Application of magnetic humic soil composite material based on multi-frequency driving technology for the selective removal of cesium ions from water

The rapid development of the nuclear power industry has led to the generation of a large amount of radioactive wastewater. Among radioactive pollutants, cesium-137 (137Cs) is the main pollutant with a half-life of 30.2 years. The humus soil of aged garbage has a loose and porous structure and a large specific surface area, which provided an ideal carrier environment for the loading and dispersion of PB NPs, enhancing the stability and surface activity of nanoparticles, and improving their adsorption performance. Therefore, this study developed three magnetic composite adsorbents (PB1/Fe3O4/AARH, PB2/Fe3O4/AARH and PB3/Fe3O4/AARH) based on multi frequency driving technology to compare the adsorption and separation performance of magnetic aged waste biochar with different PB growth frequencies for cesium under different conditions. Key parameters such as temperature, time, pH value, and dissolved organic matter were optimized using response surface methodology to determine the optimal treatment conditions for the three adsorbents in Cs containing wastewater. The results showed that compared with the surface state of aged garbage biochar grown only once with PB, the iron content in PB3/Fe3O4/AARH increased by 37.92 %, and the specific surface area increased by 40.656 m2/g. At an initial concentration of 60 mg/L, under the adsorption conditions of pH 7, time 12 h, and temperature 328 K, the maximum adsorption capacity of PB3/Fe3O4/AARH was 61.09 mg/g.
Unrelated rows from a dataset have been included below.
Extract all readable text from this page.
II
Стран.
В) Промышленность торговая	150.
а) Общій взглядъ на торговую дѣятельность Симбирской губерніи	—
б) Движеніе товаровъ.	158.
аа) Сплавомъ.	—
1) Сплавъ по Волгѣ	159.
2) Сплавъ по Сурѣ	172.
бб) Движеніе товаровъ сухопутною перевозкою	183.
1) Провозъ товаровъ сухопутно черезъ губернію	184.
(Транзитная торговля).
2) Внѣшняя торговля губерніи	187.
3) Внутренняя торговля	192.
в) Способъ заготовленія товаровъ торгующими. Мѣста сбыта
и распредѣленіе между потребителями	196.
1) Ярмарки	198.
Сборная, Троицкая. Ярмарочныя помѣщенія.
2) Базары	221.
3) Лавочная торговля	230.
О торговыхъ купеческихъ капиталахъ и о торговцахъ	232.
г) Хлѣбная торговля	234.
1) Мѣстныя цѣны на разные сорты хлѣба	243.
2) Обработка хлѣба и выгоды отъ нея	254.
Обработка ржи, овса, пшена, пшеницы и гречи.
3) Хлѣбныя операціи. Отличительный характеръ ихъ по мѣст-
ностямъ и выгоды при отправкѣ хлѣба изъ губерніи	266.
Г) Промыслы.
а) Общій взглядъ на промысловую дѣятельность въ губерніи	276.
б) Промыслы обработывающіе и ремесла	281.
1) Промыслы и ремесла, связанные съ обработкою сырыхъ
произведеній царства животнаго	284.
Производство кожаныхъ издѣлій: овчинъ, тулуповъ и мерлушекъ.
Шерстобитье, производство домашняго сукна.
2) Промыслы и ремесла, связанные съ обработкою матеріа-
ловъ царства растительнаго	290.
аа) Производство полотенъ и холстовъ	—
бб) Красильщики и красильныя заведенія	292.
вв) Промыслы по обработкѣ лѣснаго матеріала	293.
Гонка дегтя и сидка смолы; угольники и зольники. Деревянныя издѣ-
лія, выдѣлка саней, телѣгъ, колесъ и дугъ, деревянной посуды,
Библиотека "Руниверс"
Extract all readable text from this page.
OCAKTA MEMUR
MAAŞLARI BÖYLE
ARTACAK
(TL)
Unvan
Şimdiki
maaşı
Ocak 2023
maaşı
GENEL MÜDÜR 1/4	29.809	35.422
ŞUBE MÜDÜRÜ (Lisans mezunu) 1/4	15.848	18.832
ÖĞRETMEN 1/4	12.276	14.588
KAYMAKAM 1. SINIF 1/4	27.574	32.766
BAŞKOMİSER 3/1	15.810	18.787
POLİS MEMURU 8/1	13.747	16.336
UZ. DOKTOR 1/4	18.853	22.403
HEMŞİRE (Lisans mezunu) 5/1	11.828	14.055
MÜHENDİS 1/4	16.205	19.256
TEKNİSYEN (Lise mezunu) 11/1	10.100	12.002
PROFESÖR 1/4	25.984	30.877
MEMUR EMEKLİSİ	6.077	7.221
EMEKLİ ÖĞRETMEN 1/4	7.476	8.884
In addition, the adsorption isotherms of Cs by PB3/Fe3O4/AARH followed the Freundlich model, and the adsorption kinetics followed the second-order kinetic model. The adsorption of Cs conformed to the intraparticle diffusion model, and the adsorption process was endothermic. The adsorption mechanism of Cs by PB3/Fe3O4/AARH mainly involved ion exchange and metal complexation. PB3/Fe3O4/AARH, as a novel adsorbent, releases cyanide concentrations significantly lower than the World Health Organization's standard of 0.07 mg/L. At the same time, it can recover radioactive Cs from water through magnetic separation technology, reducing secondary pollution and providing a potential adsorption method for Cs removal.